Patrimonio, perizie sull’ex Orfanotrofio

Un altro ristorante moroso

(p.an.) Nuovo passo in avanti di Palazzo Cernezzi sul fronte delle alienazioni degli immobili comunali. Nella seduta di ieri la giunta ha deliberato su proposta dell’assessore al Patrimonio Marcello Iantorno di chiedere al Politecnico una perizia di stima su quattro grossi compendi: l’ex orfanotrofio di via Tommaso Grossi, lo stabile di via Volta (occupato fino a qualche mese fa dalla Casa Albergo della Cà d’Industria), l’ex scuola di via Binda e l’ex scuola di Garzola.
«L’ipotesi di

vendita riguarda solo via Grossi, via Binda e Garzola – spiega Iantorno – Per quanto riguarda via Volta la perizia ci serve solo in vista di una valorizzazione dell’immobile che continuerà ad avere un utilizzo sociale».

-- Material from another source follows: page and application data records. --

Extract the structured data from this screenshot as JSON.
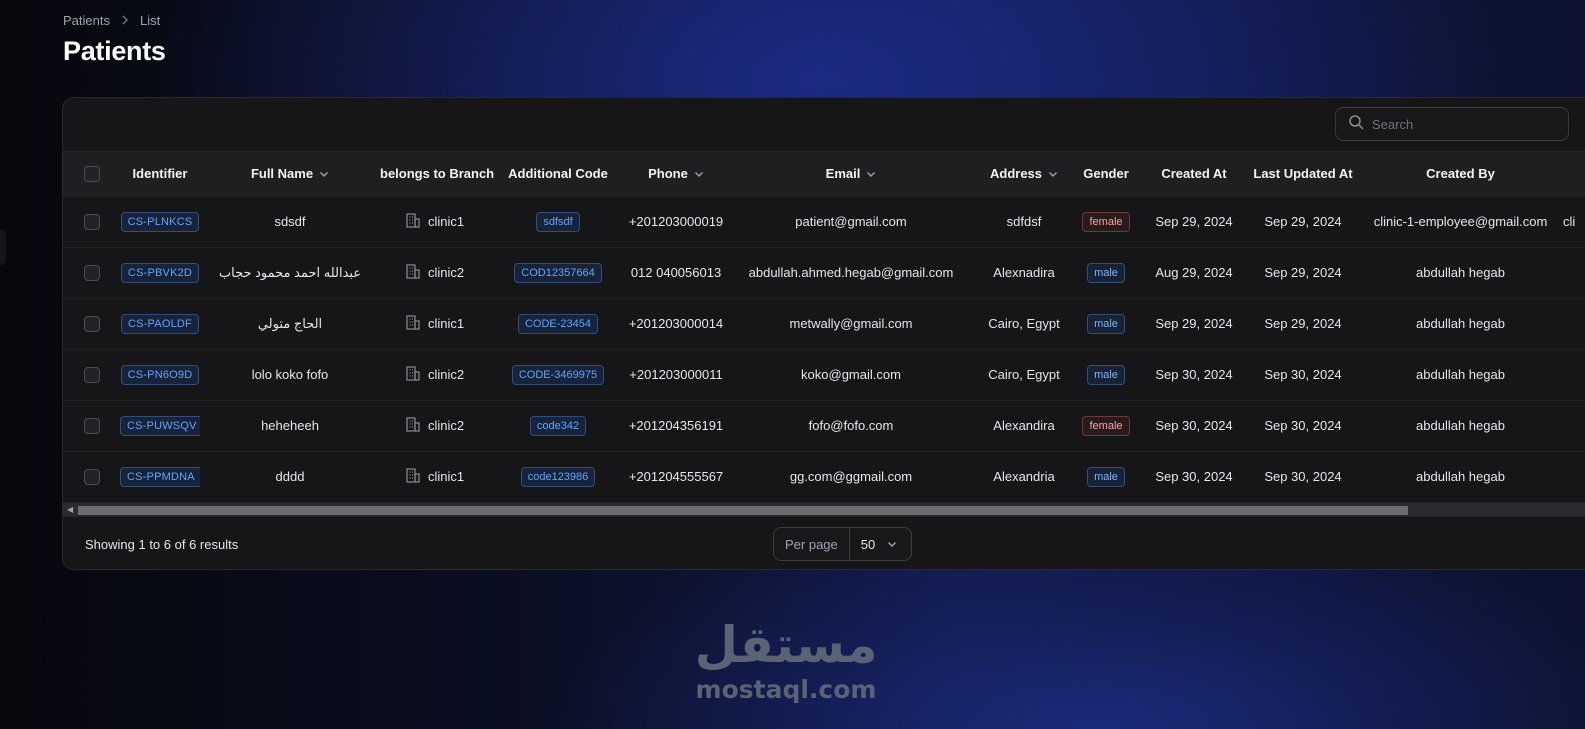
{
  "breadcrumb": {
    "parent": "Patients",
    "current": "List"
  },
  "page": {
    "title": "Patients"
  },
  "search": {
    "placeholder": "Search"
  },
  "columns": {
    "identifier": "Identifier",
    "full_name": "Full Name",
    "branch": "belongs to Branch",
    "additional_code": "Additional Code",
    "phone": "Phone",
    "email": "Email",
    "address": "Address",
    "gender": "Gender",
    "created_at": "Created At",
    "updated_at": "Last Updated At",
    "created_by": "Created By",
    "overflow": "cli"
  },
  "rows": [
    {
      "identifier": "CS-PLNKCS",
      "full_name": "sdsdf",
      "branch": "clinic1",
      "code": "sdfsdf",
      "phone": "+201203000019",
      "email": "patient@gmail.com",
      "address": "sdfdsf",
      "gender": "female",
      "created_at": "Sep 29, 2024",
      "updated_at": "Sep 29, 2024",
      "created_by": "clinic-1-employee@gmail.com",
      "overflow": "cli"
    },
    {
      "identifier": "CS-PBVK2D",
      "full_name": "عبدالله احمد محمود حجاب",
      "branch": "clinic2",
      "code": "COD12357664",
      "phone": "012 040056013",
      "email": "abdullah.ahmed.hegab@gmail.com",
      "address": "Alexnadira",
      "gender": "male",
      "created_at": "Aug 29, 2024",
      "updated_at": "Sep 29, 2024",
      "created_by": "abdullah hegab",
      "overflow": ""
    },
    {
      "identifier": "CS-PAOLDF",
      "full_name": "الحاج متولي",
      "branch": "clinic1",
      "code": "CODE-23454",
      "phone": "+201203000014",
      "email": "metwally@gmail.com",
      "address": "Cairo, Egypt",
      "gender": "male",
      "created_at": "Sep 29, 2024",
      "updated_at": "Sep 29, 2024",
      "created_by": "abdullah hegab",
      "overflow": ""
    },
    {
      "identifier": "CS-PN6O9D",
      "full_name": "lolo koko fofo",
      "branch": "clinic2",
      "code": "CODE-3469975",
      "phone": "+201203000011",
      "email": "koko@gmail.com",
      "address": "Cairo, Egypt",
      "gender": "male",
      "created_at": "Sep 30, 2024",
      "updated_at": "Sep 30, 2024",
      "created_by": "abdullah hegab",
      "overflow": ""
    },
    {
      "identifier": "CS-PUWSQV",
      "full_name": "heheheeh",
      "branch": "clinic2",
      "code": "code342",
      "phone": "+201204356191",
      "email": "fofo@fofo.com",
      "address": "Alexandira",
      "gender": "female",
      "created_at": "Sep 30, 2024",
      "updated_at": "Sep 30, 2024",
      "created_by": "abdullah hegab",
      "overflow": ""
    },
    {
      "identifier": "CS-PPMDNA",
      "full_name": "dddd",
      "branch": "clinic1",
      "code": "code123986",
      "phone": "+201204555567",
      "email": "gg.com@ggmail.com",
      "address": "Alexandria",
      "gender": "male",
      "created_at": "Sep 30, 2024",
      "updated_at": "Sep 30, 2024",
      "created_by": "abdullah hegab",
      "overflow": ""
    }
  ],
  "footer": {
    "results": "Showing 1 to 6 of 6 results",
    "per_page_label": "Per page",
    "per_page_value": "50"
  },
  "watermark": {
    "arabic": "مستقل",
    "latin": "mostaql.com"
  },
  "icons": {
    "breadcrumb_sep": "chevron-right-icon",
    "sort": "chevron-down-icon",
    "search": "search-icon",
    "branch": "building-icon",
    "select": "chevron-down-icon"
  },
  "colors": {
    "accent": "#60a5fa",
    "female": "#f0a6a6",
    "male": "#7cb5ff"
  }
}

Sugli altri tre compendi, l’ipotesi su cui lavorerà il Politecnico è residenziale per via Grossi e per Garzola e di edilizia convenzionata per via Binda.

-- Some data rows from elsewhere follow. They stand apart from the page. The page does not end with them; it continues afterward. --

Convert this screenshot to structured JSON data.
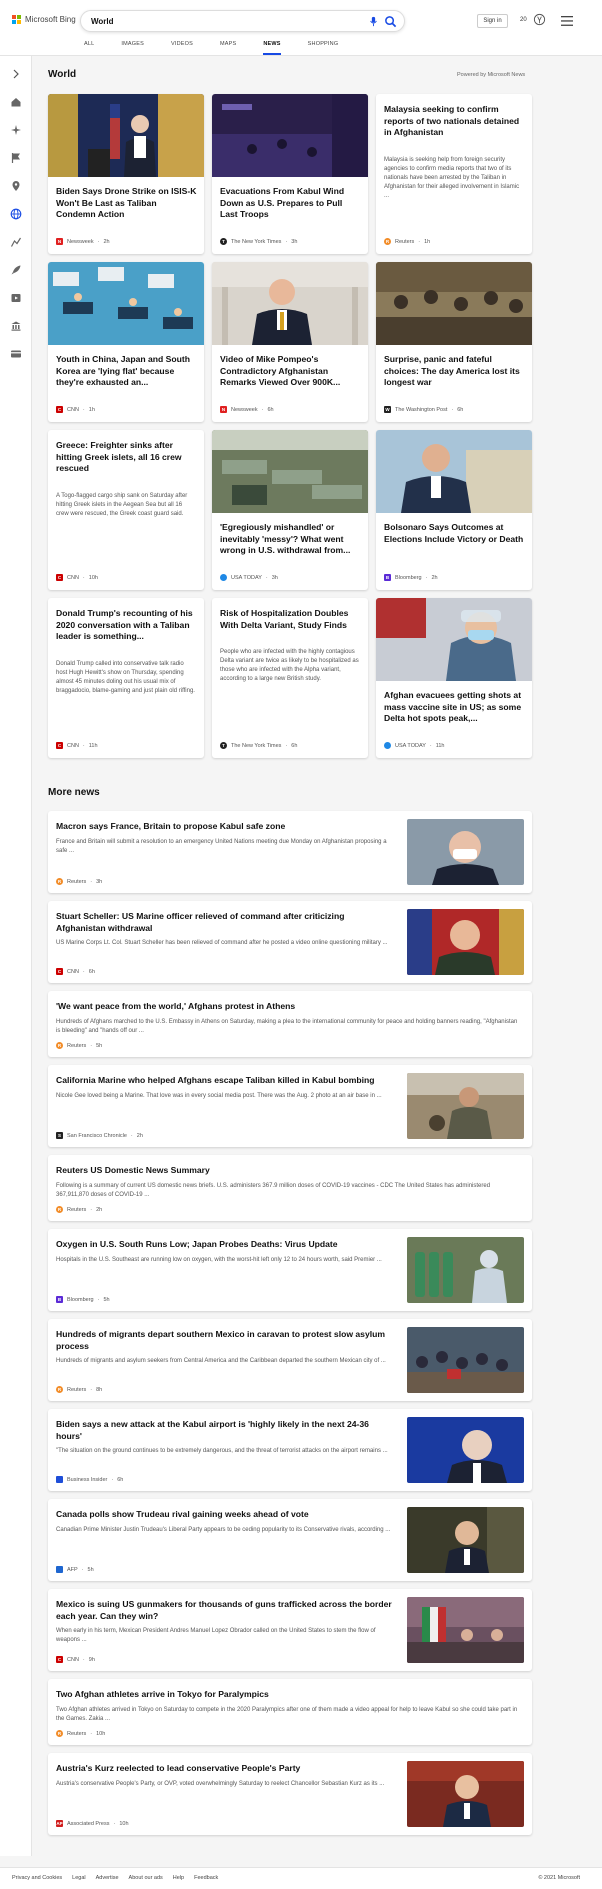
{
  "header": {
    "logo_text": "Microsoft Bing",
    "search_value": "World",
    "sign_in": "Sign in",
    "points": "20"
  },
  "tabs": [
    "ALL",
    "IMAGES",
    "VIDEOS",
    "MAPS",
    "NEWS",
    "SHOPPING"
  ],
  "active_tab": "NEWS",
  "section": {
    "title": "World",
    "powered_by": "Powered by Microsoft News"
  },
  "cards": [
    {
      "title": "Biden Says Drone Strike on ISIS-K Won't Be Last as Taliban Condemn Action",
      "source": "Newsweek",
      "time": "2h",
      "badge": "N",
      "badge_color": "#e02020"
    },
    {
      "title": "Evacuations From Kabul Wind Down as U.S. Prepares to Pull Last Troops",
      "source": "The New York Times",
      "time": "3h",
      "badge": "T",
      "badge_color": "#222222"
    },
    {
      "title": "Malaysia seeking to confirm reports of two nationals detained in Afghanistan",
      "snippet": "Malaysia is seeking help from foreign security agencies to confirm media reports that two of its nationals have been arrested by the Taliban in Afghanistan for their alleged involvement in Islamic ...",
      "source": "Reuters",
      "time": "1h",
      "badge": "R",
      "badge_color": "#f28c28"
    },
    {
      "title": "Youth in China, Japan and South Korea are 'lying flat' because they're exhausted an...",
      "source": "CNN",
      "time": "1h",
      "badge": "C",
      "badge_color": "#cc0000"
    },
    {
      "title": "Video of Mike Pompeo's Contradictory Afghanistan Remarks Viewed Over 900K...",
      "source": "Newsweek",
      "time": "6h",
      "badge": "N",
      "badge_color": "#e02020"
    },
    {
      "title": "Surprise, panic and fateful choices: The day America lost its longest war",
      "source": "The Washington Post",
      "time": "6h",
      "badge": "W",
      "badge_color": "#222222"
    },
    {
      "title": "Greece: Freighter sinks after hitting Greek islets, all 16 crew rescued",
      "snippet": "A Togo-flagged cargo ship sank on Saturday after hitting Greek islets in the Aegean Sea but all 16 crew were rescued, the Greek coast guard said.",
      "source": "CNN",
      "time": "10h",
      "badge": "C",
      "badge_color": "#cc0000"
    },
    {
      "title": "'Egregiously mishandled' or inevitably 'messy'? What went wrong in U.S. withdrawal from...",
      "source": "USA TODAY",
      "time": "3h",
      "badge": "",
      "badge_color": "#1e88e5"
    },
    {
      "title": "Bolsonaro Says Outcomes at Elections Include Victory or Death",
      "source": "Bloomberg",
      "time": "2h",
      "badge": "B",
      "badge_color": "#5b2bd6"
    },
    {
      "title": "Donald Trump's recounting of his 2020 conversation with a Taliban leader is something...",
      "snippet": "Donald Trump called into conservative talk radio host Hugh Hewitt's show on Thursday, spending almost 45 minutes doling out his usual mix of braggadocio, blame-gaming and just plain old riffing.",
      "source": "CNN",
      "time": "11h",
      "badge": "C",
      "badge_color": "#cc0000"
    },
    {
      "title": "Risk of Hospitalization Doubles With Delta Variant, Study Finds",
      "snippet": "People who are infected with the highly contagious Delta variant are twice as likely to be hospitalized as those who are infected with the Alpha variant, according to a large new British study.",
      "source": "The New York Times",
      "time": "6h",
      "badge": "T",
      "badge_color": "#222222"
    },
    {
      "title": "Afghan evacuees getting shots at mass vaccine site in US; as some Delta hot spots peak,...",
      "source": "USA TODAY",
      "time": "11h",
      "badge": "",
      "badge_color": "#1e88e5"
    }
  ],
  "more_title": "More news",
  "more": [
    {
      "title": "Macron says France, Britain to propose Kabul safe zone",
      "snippet": "France and Britain will submit a resolution to an emergency United Nations meeting due Monday on Afghanistan proposing a safe ...",
      "source": "Reuters",
      "time": "3h",
      "badge": "R",
      "badge_color": "#f28c28"
    },
    {
      "title": "Stuart Scheller: US Marine officer relieved of command after criticizing Afghanistan withdrawal",
      "snippet": "US Marine Corps Lt. Col. Stuart Scheller has been relieved of command after he posted a video online questioning military ...",
      "source": "CNN",
      "time": "6h",
      "badge": "C",
      "badge_color": "#cc0000"
    },
    {
      "title": "'We want peace from the world,' Afghans protest in Athens",
      "snippet": "Hundreds of Afghans marched to the U.S. Embassy in Athens on Saturday, making a plea to the international community for peace and holding banners reading, \"Afghanistan is bleeding\" and \"hands off our ...",
      "source": "Reuters",
      "time": "5h",
      "badge": "R",
      "badge_color": "#f28c28"
    },
    {
      "title": "California Marine who helped Afghans escape Taliban killed in Kabul bombing",
      "snippet": "Nicole Gee loved being a Marine. That love was in every social media post. There was the Aug. 2 photo at an air base in ...",
      "source": "San Francisco Chronicle",
      "time": "2h",
      "badge": "S",
      "badge_color": "#222222"
    },
    {
      "title": "Reuters US Domestic News Summary",
      "snippet": "Following is a summary of current US domestic news briefs. U.S. administers 367.9 million doses of COVID-19 vaccines - CDC The United States has administered 367,911,870 doses of COVID-19 ...",
      "source": "Reuters",
      "time": "2h",
      "badge": "R",
      "badge_color": "#f28c28"
    },
    {
      "title": "Oxygen in U.S. South Runs Low; Japan Probes Deaths: Virus Update",
      "snippet": "Hospitals in the U.S. Southeast are running low on oxygen, with the worst-hit left only 12 to 24 hours worth, said Premier ...",
      "source": "Bloomberg",
      "time": "5h",
      "badge": "B",
      "badge_color": "#5b2bd6"
    },
    {
      "title": "Hundreds of migrants depart southern Mexico in caravan to protest slow asylum process",
      "snippet": "Hundreds of migrants and asylum seekers from Central America and the Caribbean departed the southern Mexican city of ...",
      "source": "Reuters",
      "time": "8h",
      "badge": "R",
      "badge_color": "#f28c28"
    },
    {
      "title": "Biden says a new attack at the Kabul airport is 'highly likely in the next 24-36 hours'",
      "snippet": "\"The situation on the ground continues to be extremely dangerous, and the threat of terrorist attacks on the airport remains ...",
      "source": "Business Insider",
      "time": "6h",
      "badge": "",
      "badge_color": "#1e4ed8"
    },
    {
      "title": "Canada polls show Trudeau rival gaining weeks ahead of vote",
      "snippet": "Canadian Prime Minister Justin Trudeau's Liberal Party appears to be ceding popularity to its Conservative rivals, according ...",
      "source": "AFP",
      "time": "5h",
      "badge": "",
      "badge_color": "#1e66d0"
    },
    {
      "title": "Mexico is suing US gunmakers for thousands of guns trafficked across the border each year. Can they win?",
      "snippet": "When early in his term, Mexican President Andres Manuel Lopez Obrador called on the United States to stem the flow of weapons ...",
      "source": "CNN",
      "time": "9h",
      "badge": "C",
      "badge_color": "#cc0000"
    },
    {
      "title": "Two Afghan athletes arrive in Tokyo for Paralympics",
      "snippet": "Two Afghan athletes arrived in Tokyo on Saturday to compete in the 2020 Paralympics after one of them made a video appeal for help to leave Kabul so she could take part in the Games. Zakia ...",
      "source": "Reuters",
      "time": "10h",
      "badge": "R",
      "badge_color": "#f28c28"
    },
    {
      "title": "Austria's Kurz reelected to lead conservative People's Party",
      "snippet": "Austria's conservative People's Party, or OVP, voted overwhelmingly Saturday to reelect Chancellor Sebastian Kurz as its ...",
      "source": "Associated Press",
      "time": "10h",
      "badge": "AP",
      "badge_color": "#d01c1c"
    }
  ],
  "footer": {
    "links": [
      "Privacy and Cookies",
      "Legal",
      "Advertise",
      "About our ads",
      "Help",
      "Feedback"
    ],
    "copyright": "© 2021 Microsoft"
  }
}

Novità pure sul fronte dei “morosi” negli stabili comunali. Se qualcosa si muove in positivo nei rapporti tra Palazzo Cernezzi e i gestori dei ristoranti Villa Olmo (che ha versato un acconto di 20mila euro per rientrare dal debito) e di Villa Geno (che ha dato un acconto di 9mila), sono state invece avviate le procedure coattive per il recupero del credito vantato dal Comune nei confronti del “Ristorante Spiaggia”. Il debito accumulato è di circa 13mila euro. «Siamo di fronte all’ennesimo caso» ha commentato l’assessore.